- In March 2012, a U.S. policy advocacy organisation found that 4-methylimidazole (4-MI), a chemical contaminant arisen from the formation of some caramel colourings, was present in cola drinks available in the U.S. market.
- Caramels are dark brown to black liquids or solids having an odour of burnt sugar. They can be used as food colour in a wide variety of foods, such as giving the distinctive brown colour to cola drinks.
- Caramel colourings are divided into four classes, namely Caramel I, II, III and IV with respective International Numbering System (INS) * number 150a, 150b, 150c and 150d. 4-MI is a contaminant in Caramel III and IV the manufacturing process of which involves the presence of ammonium compounds.
Safety and Public Health Significance
- The safety of 4-MI in food has raised concern because of its cancer-causing potential. The International Agency for Research on Cancer (IARC) has evaluated the carcinogenicity of 4-MI and considered 4-MI as "possibly carcinogenic to humans" (i.e. Group 2B) solely basing on the studies in animals.
- Joint FAO/WHO Expert Committee on Food Additives (JECFA) has not evaluated the safety of 4-MI. Nevertheless, during its evaluation on caramel colourings, JECFA opined that the acute neurological effects produced by high doses of 4-MI would not appear to be of major concern when caramel colourings containing small amounts of this contaminant are used in food.
- The European Food Safety Authority (EFSA) has also evaluated the safety of caramel colourings and concluded that they are neither genotoxic (i.e. capable to cause damage to DNA), nor carcinogenic and that there is no evidence to show that they have any adverse effects on human reproduction or for the developing child. EFSA also considered that the highest exposure level to 4-MI that could result from the consumption of foods containing Caramel III and IV did not give rise to concern.
- Based on the highest detected level of 4-MI in cola drinks (i.e. 153 micrograms per 12 fl. oz. or about 360 mL) as reported by a U.S. policy advocacy organisation, a 60-kg individual would have to consume over 300 cans of that cola drink a day to reach the doses causing cancer in rodents after applying an uncertainty factor of 100.
- The Codex Alimentarius Commission has set provisions for the use of caramel colourings in a wide variety of food commodities. In Hong Kong, caramel is a permitted colouring matter under the Colouring Matters in Food Regulations.
- JECFA has set the maximum levels of 4-MI in Caramel III and IV in their chemical specifications to indicate good manufacturing practice. Some countries including the European Union, Mainland China and Korea have also set maximum level of 4-MI in Caramel III and IV.

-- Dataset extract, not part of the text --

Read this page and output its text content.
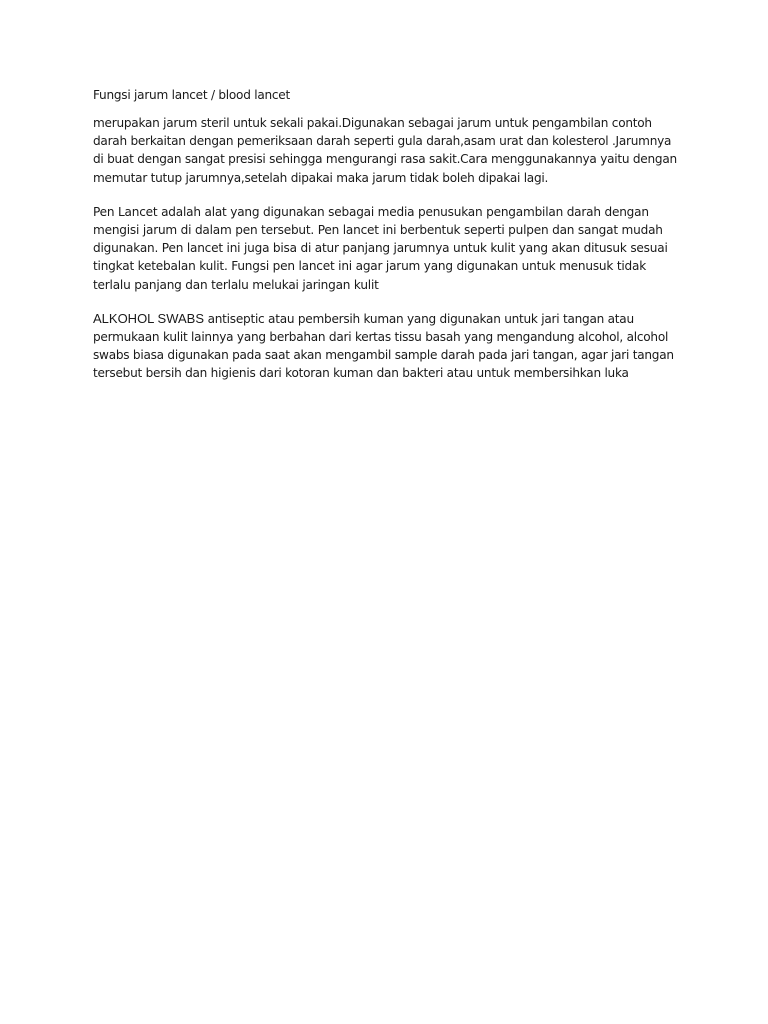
Fungsi jarum lancet / blood lancet

merupakan jarum steril untuk sekali pakai.Digunakan sebagai jarum untuk pengambilan contoh darah berkaitan dengan pemeriksaan darah seperti gula darah,asam urat dan kolesterol .Jarumnya di buat dengan sangat presisi sehingga mengurangi rasa sakit.Cara menggunakannya yaitu dengan memutar tutup jarumnya,setelah dipakai maka jarum tidak boleh dipakai lagi.

Pen Lancet adalah alat yang digunakan sebagai media penusukan pengambilan darah dengan mengisi jarum di dalam pen tersebut. Pen lancet ini berbentuk seperti pulpen dan sangat mudah digunakan. Pen lancet ini juga bisa di atur panjang jarumnya untuk kulit yang akan ditusuk sesuai tingkat ketebalan kulit. Fungsi pen lancet ini agar jarum yang digunakan untuk menusuk tidak terlalu panjang dan terlalu melukai jaringan kulit

ALKOHOL SWABS antiseptic atau pembersih kuman yang digunakan untuk jari tangan atau permukaan kulit lainnya yang berbahan dari kertas tissu basah yang mengandung alcohol, alcohol swabs biasa digunakan pada saat akan mengambil sample darah pada jari tangan, agar jari tangan tersebut bersih dan higienis dari kotoran kuman dan bakteri atau untuk membersihkan luka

- In the U.S., as stipulated in the Code of Federal Regulation, caramel colourings may be safely used for colouring foods generally, in amounts consistent with good manufacturing practice. Yet maximum level of 4-MI is not specified. However, in the U.S. State of California, 4-MI is a listed chemical known to cause cancer, effective since January 2011. Businesses are required to provide a "clear and reasonable" warning before knowingly and intentionally exposing anyone to a listed chemical.
Advice to Public
- Maintain a balanced diet so as to avoid excessive exposure to food additives and contaminants from a small range of food items.

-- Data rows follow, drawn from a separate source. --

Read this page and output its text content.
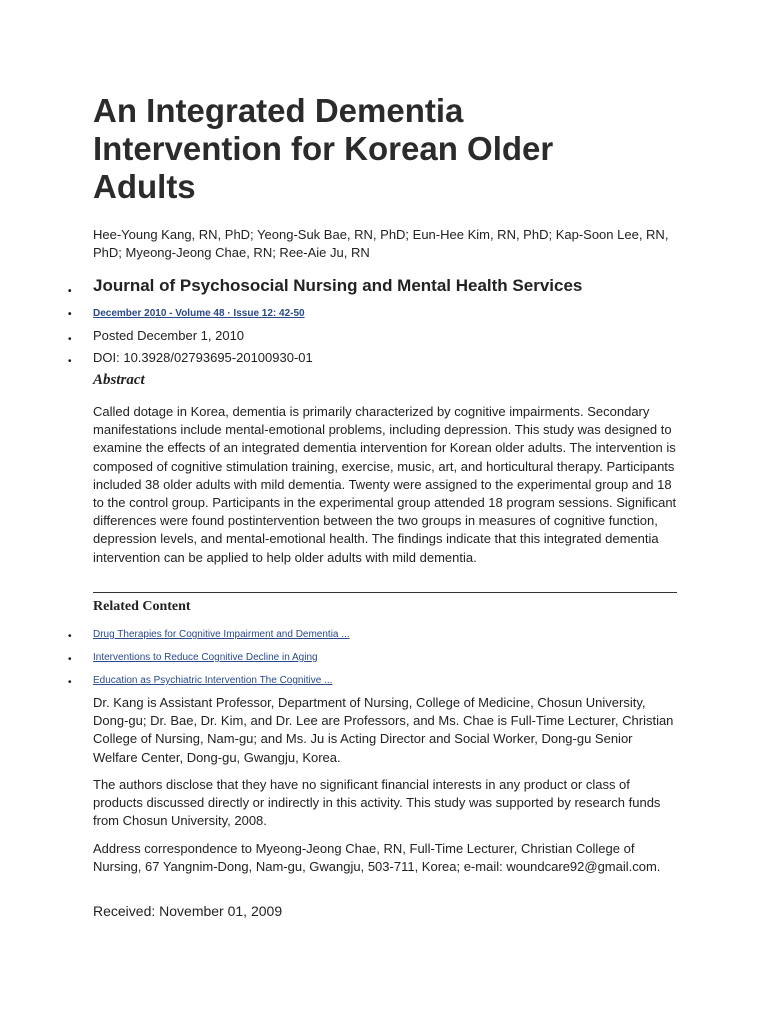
An Integrated Dementia Intervention for Korean Older Adults
Hee-Young Kang, RN, PhD; Yeong-Suk Bae, RN, PhD; Eun-Hee Kim, RN, PhD; Kap-Soon Lee, RN, PhD; Myeong-Jeong Chae, RN; Ree-Aie Ju, RN
• Journal of Psychosocial Nursing and Mental Health Services
• December 2010 - Volume 48 · Issue 12: 42-50
• Posted December 1, 2010
• DOI: 10.3928/02793695-20100930-01
Abstract

Called dotage in Korea, dementia is primarily characterized by cognitive impairments. Secondary manifestations include mental-emotional problems, including depression. This study was designed to examine the effects of an integrated dementia intervention for Korean older adults. The intervention is composed of cognitive stimulation training, exercise, music, art, and horticultural therapy. Participants included 38 older adults with mild dementia. Twenty were assigned to the experimental group and 18 to the control group. Participants in the experimental group attended 18 program sessions. Significant differences were found postintervention between the two groups in measures of cognitive function, depression levels, and mental-emotional health. The findings indicate that this integrated dementia intervention can be applied to help older adults with mild dementia.

Related Content
• Drug Therapies for Cognitive Impairment and Dementia ...
• Interventions to Reduce Cognitive Decline in Aging
• Education as Psychiatric Intervention The Cognitive ...

Dr. Kang is Assistant Professor, Department of Nursing, College of Medicine, Chosun University, Dong-gu; Dr. Bae, Dr. Kim, and Dr. Lee are Professors, and Ms. Chae is Full-Time Lecturer, Christian College of Nursing, Nam-gu; and Ms. Ju is Acting Director and Social Worker, Dong-gu Senior Welfare Center, Dong-gu, Gwangju, Korea.

The authors disclose that they have no significant financial interests in any product or class of products discussed directly or indirectly in this activity. This study was supported by research funds from Chosun University, 2008.

Address correspondence to Myeong-Jeong Chae, RN, Full-Time Lecturer, Christian College of Nursing, 67 Yangnim-Dong, Nam-gu, Gwangju, 503-711, Korea; e-mail: woundcare92@gmail.com.

Received: November 01, 2009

- Usual consumption of Cola drinks is not likely leading to adverse health effects arising from exposure to 4-MI.
- For concerned individuals, they can read food label on prepackaged food and look for Caramel III and IV or their identification numbers (150c, 150d) so as to make informed choices.
Advice to Trade
- Manufacturers of caramel colourings should maintain the levels of 4-MI as low as technically possible through appropriate process control (e.g. variations in temperature, pressure and ingredients etc).
- Food manufacturers should use food colourings with the lowest possible level required for the intended colouring function.
- Ensure that all food products for sale comply with local regulations, including food additive and labelling requirements.
* International Numbering System (INS) for Food Additives is adopted by the Codex Alimentarius Commission, which provides internationally agreed identification numbers for food additives.